On my recent visit to Sardinia, I spent an afternoon in the village of Villagrande with a baking circle of sorts: five women, including a grandmother, daughter and granddaughter, who get together every few weeks to bake traditional sourdough bread, leavened with lactobacillus cultures and yeast.
I was first drawn to them because of the bread. Dr. Pes had published a study showing that Sardinian sourdough bread actually lowers a meal’s glycemic load. (Most bread metabolizes almost immediately into sugar, spiking insulin levels.)
After spending a couple of hours with these women, I realized that the bread was only one ingredient in a larger group of benefits that the bread-making occasioned. The women also had to chop wood and stoke the oven. They had to knead the dough for 45 minutes (more exercise than going to the gym).
Life in these villages is very social. People meet on the street daily and savor each other’s company. They count on one another. If someone gets sick, a neighbor is right there. If a shepherd loses his flock, other shepherds rally round with donated sheep to rebuild the flock.

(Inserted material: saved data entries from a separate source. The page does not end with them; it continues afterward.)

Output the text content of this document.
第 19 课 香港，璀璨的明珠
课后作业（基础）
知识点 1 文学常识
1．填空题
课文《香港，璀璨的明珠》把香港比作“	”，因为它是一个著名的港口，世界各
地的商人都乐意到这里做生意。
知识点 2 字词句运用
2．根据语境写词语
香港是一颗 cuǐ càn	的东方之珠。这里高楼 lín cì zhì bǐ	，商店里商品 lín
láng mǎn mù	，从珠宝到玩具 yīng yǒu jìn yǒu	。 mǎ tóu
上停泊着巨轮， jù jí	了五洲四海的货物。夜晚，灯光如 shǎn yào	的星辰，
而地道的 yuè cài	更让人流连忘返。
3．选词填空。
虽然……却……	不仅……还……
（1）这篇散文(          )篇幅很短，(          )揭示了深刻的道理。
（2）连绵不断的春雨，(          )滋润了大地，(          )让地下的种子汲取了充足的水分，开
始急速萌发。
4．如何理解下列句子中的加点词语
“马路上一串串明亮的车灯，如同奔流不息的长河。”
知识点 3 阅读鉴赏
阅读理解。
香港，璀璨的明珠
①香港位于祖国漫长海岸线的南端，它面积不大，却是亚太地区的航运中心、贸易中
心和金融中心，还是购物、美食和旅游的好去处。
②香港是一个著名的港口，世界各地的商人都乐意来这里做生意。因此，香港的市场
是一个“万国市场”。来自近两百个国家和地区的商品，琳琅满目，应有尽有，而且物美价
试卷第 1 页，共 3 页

In the nearby hamlet of Mores, I met 94-year old Salvatore Pinna and three of his friends, whose ages ranged from 88 to 90. They wore woolen newsboy caps and the kind of rugged tweed jacket fashionable in both sheep pastures and the village square. They get together every morning for coffee, again in the afternoon to play dominoes and at night to drink homemade Cannonau wine. Two of them were living alone, but as one told me, “We’re never alone.”
When it comes to longevity, the long-standing support of a community is significant. In the U.S., you’re likely to die eight years earlier if you’re lonely, compared with people who have strong social networks. In Sardinia, “One hand washes the other, and they both wash the face,” as Mr. Pinna told me, summing up the social symbiosis.
He and his friends serve as repositories of agricultural wisdom, which they routinely share by advising local vintners how to cope with temperamental weather and various insect pests. They are pillars of the local economy and are prized for it.
A fanatic zeal for family has also survived here. Neither work, hobbies, friends nor a sports team would ever divert serious attention away from a spouse or children. In turn, parents and grandparents move serenely into old age, secure in the knowledge that their children will care for them. There are no retirement homes here.
What we found in Sardinia is similar in other blue zones. None of the spry centenarians I’ve met over the years said to themselves at age 50, “I’m going get on that longevity diet and live another 50 years!” None of them bought a treadmill, joined a gym or answered a late-night ad for a supplement.
Instead, they lived in cultures that made the right decisions for them. They lived in places where fresh vegetables were cheap and accessible. Their kitchens were set up so that making healthy food was quick and easy. Almost every trip to the store, a friend’s house, work or school occasioned a walk. Their houses didn’t have mechanized conveniences to do house work, kitchen work or yard work; they did it by hand.
People in the blue zones were nudged into physical activity every 20 minutes, my team estimated. This activity not only burned 500 to 1,000 calories a day; it also kept their metabolisms humming at a higher rate.
Americans spend about $110 billion a year on diets, exercise programs and supplements, but self-discipline is a muscle that fatigues. Research shows that such short-term efforts fail for almost everyone in less than three years. By contrast, successful strategies to avoid disease and yield longevity require decades of adherence—or entire lifetimes.
For enduring gains in health in the U.S., we should shift our tactics away from trying to change individual behavior to optimizing our surroundings. We should make healthy choices not only easy, but also sometimes unavoidable—so that longevity “just happens” to Americans.
— Mr. Buettner is a National Geographic fellow and the author of “The Blue Zones Solution: Eating and Living Like the World’s Healthiest People.”